Unterweser
Fähren

„Über die Weser klang seit alters her der Ruf ‚Hal över‘, von ‚güntsiet na ditsiet‘. Ältere Bürger werden sich dabei mancher Idylle erinnern, die jüngere nicht mehr kennengelernt haben. Heute dröhnen Schiffsdiesel der modernen Schnellast-Kopffähren zwischen den Ufern. Von einem gemächlichen Ruderschlag kann keine Rede mehr sein.“
(G.Benja 1989)

Die nördlichste der drei Fährverbindungen im Bereich Nord-Bremen befindet sich zwischen Farge und Berne. Kämpfe um Wasserzoll unter bischöflicher Herrschaft hatten in der hiesigen Umgebung einst für unruhige Zeiten gesorgt. Dort gab es früher zwei Fährstationen: bei Rekum und Farge. Der Ursprung des Ortsnamens Farge hängt aus der dänischen Herrschaftszeit mit dem Wort „Færge“ zusammenhängen, das „Fähre“ bedeutet. Der heutige Farger Fährkurs existiert seit 1823, nachdem der Elsflether Zoll 1820 abgeschafft wurde.
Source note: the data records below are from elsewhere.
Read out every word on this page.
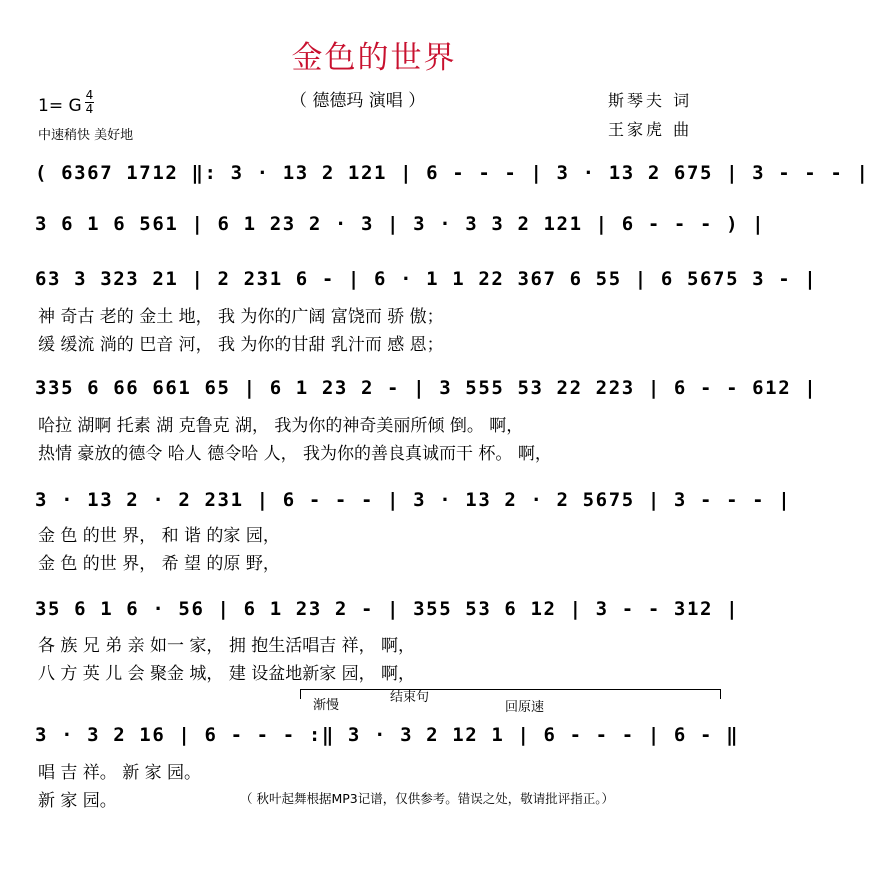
金色的世界
（ 德德玛 演唱 ）	斯琴夫 词
王家虎 曲
1= G
4
4
中速稍快 美好地
( 6367 1712 ‖: 3 · 13 2 121 | 6 - - - | 3 · 13 2 675 | 3 - - - |
3 6 1 6 561 | 6 1 23 2 · 3 | 3 · 3 3 2 121 | 6 - - - ) |
63 3 323 21 | 2 231 6 - | 6 · 1 1 22 367 6 55 | 6 5675 3 - |
神 奇古 老的 金土 地， 我 为你的广阔 富饶而 骄 傲；
缓 缓流 淌的 巴音 河， 我 为你的甘甜 乳汁而 感 恩；
335 6 66 661 65 | 6 1 23 2 - | 3 555 53 22 223 | 6 - - 612 |
哈拉 湖啊 托素 湖 克鲁克 湖， 我为你的神奇美丽所倾 倒。 啊，
热情 豪放的德令 哈人 德令哈 人， 我为你的善良真诚而干 杯。 啊，
3 · 13 2 · 2 231 | 6 - - - | 3 · 13 2 · 2 5675 | 3 - - - |
金 色 的世 界， 和 谐 的家 园，
金 色 的世 界， 希 望 的原 野，
35 6 1 6 · 56 | 6 1 23 2 - | 355 53 6 12 | 3 - - 312 |
各 族 兄 弟 亲 如一 家， 拥 抱生活唱吉 祥， 啊，
八 方 英 儿 会 聚金 城， 建 设盆地新家 园， 啊，
渐慢
结束句
回原速
3 · 3 2 16 | 6 - - - :‖ 3 · 3 2 12 1 | 6 - - - | 6 - ‖
唱 吉 祥。 新 家 园。
新 家 园。	（ 秋叶起舞根据MP3记谱，仅供参考。错误之处，敬请批评指正。）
Der empfehlenswerte Exkursionspunkt beim Restaurant am Fähranleger der Bremer Seite – im Volksmund „Meyer Farge“ genannt – war schon im Jahre 1776 beliebt. Der Beobachter blickt über die Weser auf den niedersächsischen Landstrich Juliusplate. Ein Leuchtturm (1954 abgerissen), der im Verlauf der Weserbegradigung erbaut wurde, galt als Wahrzeichen der Farger Fährstation. Daneben befand sich ein Strandbad. Mit Dielenschiff und Ruderkahn wurde bis 1919 übergesetzt, im hölzernen Benzinmotorboot (bisher nur Personenfähren) wurde nach dem Ersten Weltkrieg der regelmäßige Fährverkehr aufgenommen. 1939 verband ein 22 PS starkes Motorboot Berne und Farge, mit dem 32 Personen pro Fahrt übergesetzt werden konnten. Jährlich wurden ca. 85.000 Personen und 5.000 Fahrräder befördert.
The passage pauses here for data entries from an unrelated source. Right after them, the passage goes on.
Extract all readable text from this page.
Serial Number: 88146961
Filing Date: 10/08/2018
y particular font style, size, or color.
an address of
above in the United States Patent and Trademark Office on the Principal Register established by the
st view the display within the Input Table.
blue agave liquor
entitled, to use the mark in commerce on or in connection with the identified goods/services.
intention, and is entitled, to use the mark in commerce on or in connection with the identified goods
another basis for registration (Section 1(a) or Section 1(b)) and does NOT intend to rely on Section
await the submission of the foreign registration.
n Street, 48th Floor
1957 erfolgten behördliche Auflagen; eine private Fährgemeinschaft Farge-Berne entstand unter Hinrich Moll, der bis 1983 als Geschäftsführer tätig war und zwei weiteren Fährgesellschaftern. Der Fährverkehr verbesserte sich spürbar, weil auf der linken Weserseite ein schwimmender Anleger errichtet wurde und weil sich ein neues Fährschiff, die „Adler“ im Dienst befand. In den Jahren wuchs der Konkurrenzdruck, und seit 1960 werden mit der neuen Schnellastfähre „Berne-Farge 1“ auch Autos bei Farge über die Weser befördert. Zuvor konnte man nur in Vegesack und Blumenthal (beide Routen seit 1935) mit dem Auto über die Weser setzen.
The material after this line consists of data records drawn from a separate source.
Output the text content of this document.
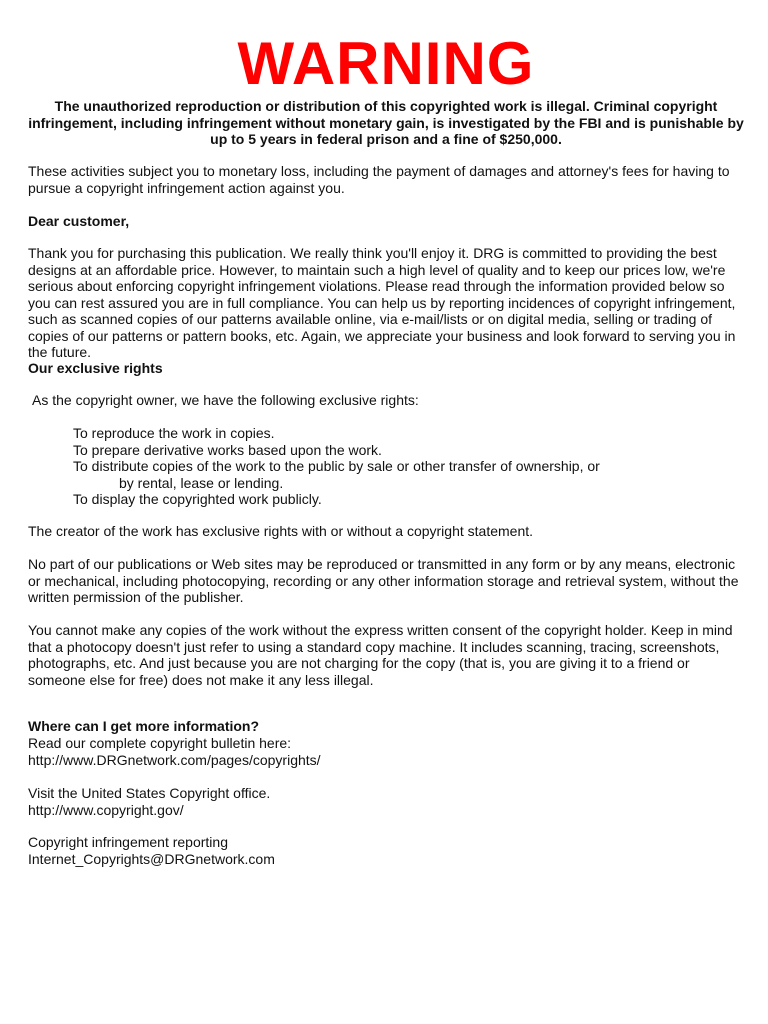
WARNING
The unauthorized reproduction or distribution of this copyrighted work is illegal. Criminal copyright infringement, including infringement without monetary gain, is investigated by the FBI and is punishable by up to 5 years in federal prison and a fine of $250,000.
These activities subject you to monetary loss, including the payment of damages and attorney's fees for having to pursue a copyright infringement action against you.
Dear customer,
Thank you for purchasing this publication. We really think you'll enjoy it. DRG is committed to providing the best designs at an affordable price. However, to maintain such a high level of quality and to keep our prices low, we're serious about enforcing copyright infringement violations. Please read through the information provided below so you can rest assured you are in full compliance. You can help us by reporting incidences of copyright infringement, such as scanned copies of our patterns available online, via e-mail/lists or on digital media, selling or trading of copies of our patterns or pattern books, etc. Again, we appreciate your business and look forward to serving you in the future.
Our exclusive rights
As the copyright owner, we have the following exclusive rights:
To reproduce the work in copies.
To prepare derivative works based upon the work.
To distribute copies of the work to the public by sale or other transfer of ownership, or
by rental, lease or lending.
To display the copyrighted work publicly.
The creator of the work has exclusive rights with or without a copyright statement.
No part of our publications or Web sites may be reproduced or transmitted in any form or by any means, electronic or mechanical, including photocopying, recording or any other information storage and retrieval system, without the written permission of the publisher.
You cannot make any copies of the work without the express written consent of the copyright holder. Keep in mind that a photocopy doesn't just refer to using a standard copy machine. It includes scanning, tracing, screenshots, photographs, etc. And just because you are not charging for the copy (that is, you are giving it to a friend or someone else for free) does not make it any less illegal.
Where can I get more information?
Read our complete copyright bulletin here:
http://www.DRGnetwork.com/pages/copyrights/
Visit the United States Copyright office.
http://www.copyright.gov/
Copyright infringement reporting
Internet_Copyrights@DRGnetwork.com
Der Landkreis Wesermarsch ist an der Schnellastfähre Berne-Farge seit 1959 beteiligt. Seit 1976 ist zusätzlich die Stadtgemeinde Bremen beteiligt. Die drei Fährgesellschafter waren 1976 mehr oder weniger vertragsgemäß „sanft ausgetreten worden“. Deren Geschäftsanteile übernahm die Stadt Bremen zu 100%. Seit 1993 existiert die Fährgemeinschaft „Bremen-Stedingen GmbH“, die alle drei Fährlinien (Vegesack-Lemwerder, Blumenthal-Motzen und Farge-Berne) verwaltet.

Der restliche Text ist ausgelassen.